Julia Schafermeyer, a student at Stephens College who has been working with SPA, said the university cannot advertise life sciences research as an economic boon without addressing the concerns of farmers.

Bryce Oates of the Missouri Rural Crisis Center, which represents more than 5,500 families, said farmers are losing market access because they cannot compete with large corporations. Banken said the decrease in the numbers of independent farmers is troubling to everyone. She added that MU scientists only propose research projects that are beneficial to the field, the state and the nation.

Both Schafermeyer and Bantz said students are trying to start a public debate about life sciences research at MU.

SPA accuses the university of measuring success by the number of patents and start-up companies produced by research. "Few patents actually succeed in the marketplace and few start-up companies ever become viable," the "Mizzou, Inc." publication states.

According to MU’s latest research report, the university had 87 patent applications pending in the 2003 fiscal year. In the past four years, MU secured about 200 intellectual property licenses. MU officials said the only way people would benefit from MU’s inventions is if they were turned into viable products.

"That is often best done by the private sector," Banken said.

Ken Midkiff of the Sierra Club’s Ozarks Chapter said MU is not a unique case in the country.

"Every land-grant university in the United States has sold its soul to major agribusiness corporations," said Midkiff, who joined the tour.

Oates, who graduated from MU five years ago, said he received a "top-notch" education at MU but is worried about the direction the school might be taking because of narrowing its focus.

"They have lost the ability to distinguish between what’s good for farmers and what’s good for corporate agribusiness," he said.

Oates said MU decided to back biotechnology, thus putting the future of the university on the line.

"We are well behind the curve," Oates said. "And we’re not going to catch up."

He said that most jobs would go to states that invest more in this industry and that taxpayers’ money is being wasted by the current push.

MU was ranked 111 out of 150 universities in National Institutes of Health funding for fiscal year 2001. The ranking is largely driven by the medical schools on those campuses, said Jim Coleman, MU vice provost for research.

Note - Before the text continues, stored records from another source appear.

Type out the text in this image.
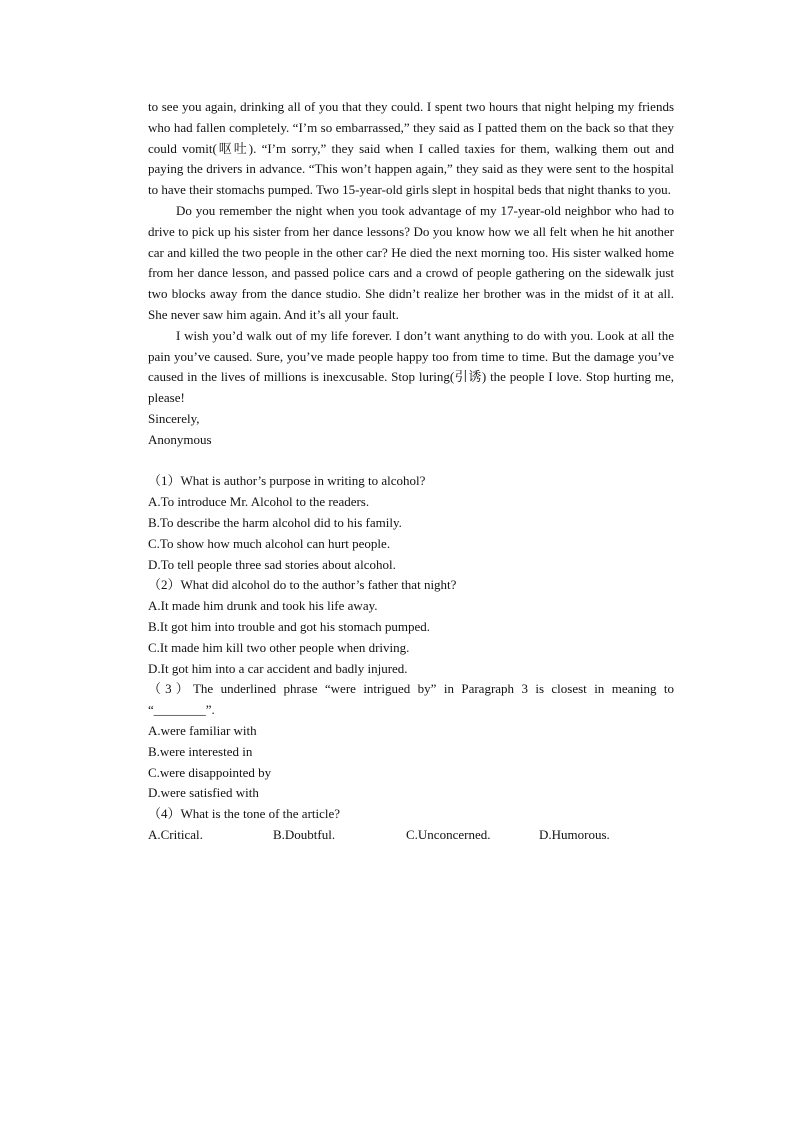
to see you again, drinking all of you that they could. I spent two hours that night helping my friends who had fallen completely. “I’m so embarrassed,” they said as I patted them on the back so that they could vomit(呕吐). “I’m sorry,” they said when I called taxies for them, walking them out and paying the drivers in advance. “This won’t happen again,” they said as they were sent to the hospital to have their stomachs pumped. Two 15-year-old girls slept in hospital beds that night thanks to you.

Do you remember the night when you took advantage of my 17-year-old neighbor who had to drive to pick up his sister from her dance lessons? Do you know how we all felt when he hit another car and killed the two people in the other car? He died the next morning too. His sister walked home from her dance lesson, and passed police cars and a crowd of people gathering on the sidewalk just two blocks away from the dance studio. She didn’t realize her brother was in the midst of it at all. She never saw him again. And it’s all your fault.

I wish you’d walk out of my life forever. I don’t want anything to do with you. Look at all the pain you’ve caused. Sure, you’ve made people happy too from time to time. But the damage you’ve caused in the lives of millions is inexcusable. Stop luring(引诱) the people I love. Stop hurting me, please!

Sincerely,

Anonymous

（1）What is author’s purpose in writing to alcohol?

A.To introduce Mr. Alcohol to the readers.

B.To describe the harm alcohol did to his family.

C.To show how much alcohol can hurt people.

D.To tell people three sad stories about alcohol.

（2）What did alcohol do to the author’s father that night?

A.It made him drunk and took his life away.

B.It got him into trouble and got his stomach pumped.

C.It made him kill two other people when driving.

D.It got him into a car accident and badly injured.

（3）The underlined phrase “were intrigued by” in Paragraph 3 is closest in meaning to “________”.

A.were familiar with

B.were interested in

C.were disappointed by

D.were satisfied with

（4）What is the tone of the article?

A.Critical.	B.Doubtful.	C.Unconcerned.	D.Humorous.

Medical research is not an area in which MU has invested heavily, concentrating life sciences efforts on its strengths: plant genomics, comparative medicine and nursing.

In recent years, there has been a national increase in money available for life sciences research. Speakers on the tour said legislators are repaying private companies for supporting their campaigns by directing federal and state money toward research these corporations could benefit from.